A “trust” is a legal device to manage property. It is established by one person (the grantor) for the benefit of another (the beneficiary). A person who manages the trust is called the Trustee. As with a will, the person creating the trust must be mentally competent at the time of its creation. Trusts can be simple or complex and the reasons for creating trusts may vary. In general, you would use a trust so that certain of your assets could benefit a certain beneficiary without permitting that beneficiary total access to the assets. You may, for instance, establish a trust for a disabled child or adult, or for a minor child, relying on the Trustee to handle the money and make appropriate financial decisions regarding use of the trust funds. If created by an attorney experienced in the use of trusts, it can be an effective estate-planning device. Trusts are not for everyone, so you should consult an attorney to determine if they are appropriate for your situation.

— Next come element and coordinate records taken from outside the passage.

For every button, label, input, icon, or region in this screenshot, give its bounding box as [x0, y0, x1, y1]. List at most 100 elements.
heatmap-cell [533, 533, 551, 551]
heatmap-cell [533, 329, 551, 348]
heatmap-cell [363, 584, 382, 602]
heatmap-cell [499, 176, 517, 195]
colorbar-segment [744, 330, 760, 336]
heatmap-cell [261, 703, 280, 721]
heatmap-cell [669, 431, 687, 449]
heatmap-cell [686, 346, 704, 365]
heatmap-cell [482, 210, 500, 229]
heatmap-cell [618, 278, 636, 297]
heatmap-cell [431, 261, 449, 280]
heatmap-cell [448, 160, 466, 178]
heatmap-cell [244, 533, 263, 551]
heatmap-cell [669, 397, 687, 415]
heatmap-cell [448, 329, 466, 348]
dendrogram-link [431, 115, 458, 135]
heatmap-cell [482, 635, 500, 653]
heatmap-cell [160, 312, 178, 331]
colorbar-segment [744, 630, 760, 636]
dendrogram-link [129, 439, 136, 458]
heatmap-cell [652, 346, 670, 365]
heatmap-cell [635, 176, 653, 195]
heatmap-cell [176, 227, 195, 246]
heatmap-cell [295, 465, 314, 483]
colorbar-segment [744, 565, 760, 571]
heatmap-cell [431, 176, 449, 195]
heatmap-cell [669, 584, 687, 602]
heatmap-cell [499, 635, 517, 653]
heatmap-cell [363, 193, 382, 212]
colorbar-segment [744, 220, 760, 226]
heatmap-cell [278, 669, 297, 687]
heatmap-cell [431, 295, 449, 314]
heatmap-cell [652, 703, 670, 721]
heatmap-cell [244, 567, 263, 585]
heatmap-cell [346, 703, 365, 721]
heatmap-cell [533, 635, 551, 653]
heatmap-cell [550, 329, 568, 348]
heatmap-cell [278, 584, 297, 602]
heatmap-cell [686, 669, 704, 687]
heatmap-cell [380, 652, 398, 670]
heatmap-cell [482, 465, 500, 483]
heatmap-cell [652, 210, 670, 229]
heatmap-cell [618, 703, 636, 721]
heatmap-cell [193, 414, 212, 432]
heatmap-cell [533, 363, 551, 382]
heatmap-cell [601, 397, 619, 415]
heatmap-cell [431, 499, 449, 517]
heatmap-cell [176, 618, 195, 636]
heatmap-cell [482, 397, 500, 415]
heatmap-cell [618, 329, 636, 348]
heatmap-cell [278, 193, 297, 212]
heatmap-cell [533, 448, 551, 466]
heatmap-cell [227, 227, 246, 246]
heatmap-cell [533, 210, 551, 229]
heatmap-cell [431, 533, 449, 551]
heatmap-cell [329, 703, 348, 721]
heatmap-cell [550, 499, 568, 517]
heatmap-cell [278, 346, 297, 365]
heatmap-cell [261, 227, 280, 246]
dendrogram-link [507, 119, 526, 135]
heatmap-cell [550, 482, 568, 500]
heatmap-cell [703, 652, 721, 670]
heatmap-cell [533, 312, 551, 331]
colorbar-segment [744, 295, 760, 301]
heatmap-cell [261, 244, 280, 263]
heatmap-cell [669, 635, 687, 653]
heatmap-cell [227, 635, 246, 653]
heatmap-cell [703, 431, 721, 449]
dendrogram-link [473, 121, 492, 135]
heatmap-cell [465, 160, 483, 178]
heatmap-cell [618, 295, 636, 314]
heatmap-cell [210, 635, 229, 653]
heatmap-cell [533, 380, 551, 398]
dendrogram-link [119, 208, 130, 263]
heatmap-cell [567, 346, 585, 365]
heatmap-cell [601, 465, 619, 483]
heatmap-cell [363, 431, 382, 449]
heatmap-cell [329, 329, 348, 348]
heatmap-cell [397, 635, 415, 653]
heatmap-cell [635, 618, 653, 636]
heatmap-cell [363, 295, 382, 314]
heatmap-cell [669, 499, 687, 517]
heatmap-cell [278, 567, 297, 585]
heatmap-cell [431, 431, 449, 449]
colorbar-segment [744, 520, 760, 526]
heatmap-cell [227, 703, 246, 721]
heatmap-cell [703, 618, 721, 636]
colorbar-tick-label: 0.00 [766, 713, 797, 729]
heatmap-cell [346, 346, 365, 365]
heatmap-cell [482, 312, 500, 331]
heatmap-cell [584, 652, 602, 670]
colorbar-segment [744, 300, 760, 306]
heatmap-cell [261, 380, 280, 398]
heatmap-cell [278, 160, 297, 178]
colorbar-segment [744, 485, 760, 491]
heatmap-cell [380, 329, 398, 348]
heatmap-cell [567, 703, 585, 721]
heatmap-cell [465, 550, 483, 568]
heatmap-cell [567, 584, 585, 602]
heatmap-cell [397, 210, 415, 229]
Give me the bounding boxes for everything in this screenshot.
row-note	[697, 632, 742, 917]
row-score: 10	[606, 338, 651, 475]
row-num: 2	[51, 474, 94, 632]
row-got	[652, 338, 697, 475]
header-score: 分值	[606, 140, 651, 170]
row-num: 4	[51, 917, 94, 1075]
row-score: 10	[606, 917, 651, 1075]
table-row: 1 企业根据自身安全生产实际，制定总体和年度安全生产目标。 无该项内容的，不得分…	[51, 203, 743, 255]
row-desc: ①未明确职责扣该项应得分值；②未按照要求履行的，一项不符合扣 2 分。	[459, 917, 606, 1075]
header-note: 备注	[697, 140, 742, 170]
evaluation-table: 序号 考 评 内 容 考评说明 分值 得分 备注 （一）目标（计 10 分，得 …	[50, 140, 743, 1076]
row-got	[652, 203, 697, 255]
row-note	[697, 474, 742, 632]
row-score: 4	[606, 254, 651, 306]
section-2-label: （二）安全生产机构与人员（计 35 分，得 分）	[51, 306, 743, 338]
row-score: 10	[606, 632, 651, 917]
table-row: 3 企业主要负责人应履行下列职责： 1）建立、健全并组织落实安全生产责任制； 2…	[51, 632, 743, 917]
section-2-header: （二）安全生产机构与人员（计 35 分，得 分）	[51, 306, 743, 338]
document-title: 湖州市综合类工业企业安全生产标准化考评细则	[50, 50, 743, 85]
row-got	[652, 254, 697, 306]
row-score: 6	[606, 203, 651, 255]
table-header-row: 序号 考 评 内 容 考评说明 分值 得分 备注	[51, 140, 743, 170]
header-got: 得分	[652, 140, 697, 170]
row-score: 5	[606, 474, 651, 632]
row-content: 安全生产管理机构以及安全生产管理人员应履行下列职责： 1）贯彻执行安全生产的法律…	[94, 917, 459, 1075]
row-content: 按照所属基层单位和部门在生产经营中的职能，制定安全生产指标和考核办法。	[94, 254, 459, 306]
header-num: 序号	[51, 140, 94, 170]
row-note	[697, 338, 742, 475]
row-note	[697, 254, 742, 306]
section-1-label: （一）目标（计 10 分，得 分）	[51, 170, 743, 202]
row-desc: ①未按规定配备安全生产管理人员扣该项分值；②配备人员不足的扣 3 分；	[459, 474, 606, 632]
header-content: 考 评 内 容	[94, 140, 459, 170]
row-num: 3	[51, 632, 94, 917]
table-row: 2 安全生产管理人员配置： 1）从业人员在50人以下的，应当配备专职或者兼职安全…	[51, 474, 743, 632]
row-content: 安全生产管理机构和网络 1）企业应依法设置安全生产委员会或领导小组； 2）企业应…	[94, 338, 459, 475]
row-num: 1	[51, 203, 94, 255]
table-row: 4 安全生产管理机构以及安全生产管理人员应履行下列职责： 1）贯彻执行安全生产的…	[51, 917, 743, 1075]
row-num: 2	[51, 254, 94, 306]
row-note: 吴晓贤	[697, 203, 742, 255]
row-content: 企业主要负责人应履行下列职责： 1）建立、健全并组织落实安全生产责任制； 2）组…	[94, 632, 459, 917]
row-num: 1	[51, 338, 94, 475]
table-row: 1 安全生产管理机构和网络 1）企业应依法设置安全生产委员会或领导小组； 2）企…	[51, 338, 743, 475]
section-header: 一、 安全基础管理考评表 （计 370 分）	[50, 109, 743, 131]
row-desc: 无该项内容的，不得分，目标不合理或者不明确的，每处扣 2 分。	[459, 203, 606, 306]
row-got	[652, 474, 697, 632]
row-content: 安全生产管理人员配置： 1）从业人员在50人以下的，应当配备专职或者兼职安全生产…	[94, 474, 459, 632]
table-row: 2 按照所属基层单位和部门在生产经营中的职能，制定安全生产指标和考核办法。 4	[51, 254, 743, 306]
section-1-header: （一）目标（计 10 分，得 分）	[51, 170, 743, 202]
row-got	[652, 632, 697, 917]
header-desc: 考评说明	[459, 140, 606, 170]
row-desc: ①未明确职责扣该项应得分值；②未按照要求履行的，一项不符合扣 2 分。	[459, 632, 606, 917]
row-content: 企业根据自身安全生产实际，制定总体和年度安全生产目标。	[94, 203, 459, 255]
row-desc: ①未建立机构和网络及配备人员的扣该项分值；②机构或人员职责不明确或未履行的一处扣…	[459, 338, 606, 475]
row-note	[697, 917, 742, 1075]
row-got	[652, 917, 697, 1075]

A “trustee” is the person who will manage the trust, so it’s important to name someone who is appropriate for the task. In other words, someone you can trust. A trustee should be honest and fair and able to communicate with the beneficiaries. They should be able to understand the needs of the beneficiaries, and have the time and willingness to serve. A trustee should be able to handle financial matters, and should be concerned only for the interests of the beneficiary, not themselves. Again, family members are often chosen, but friends, attorneys, accountants, and in some instances, banks or corporate trust companies, may serve as trustee.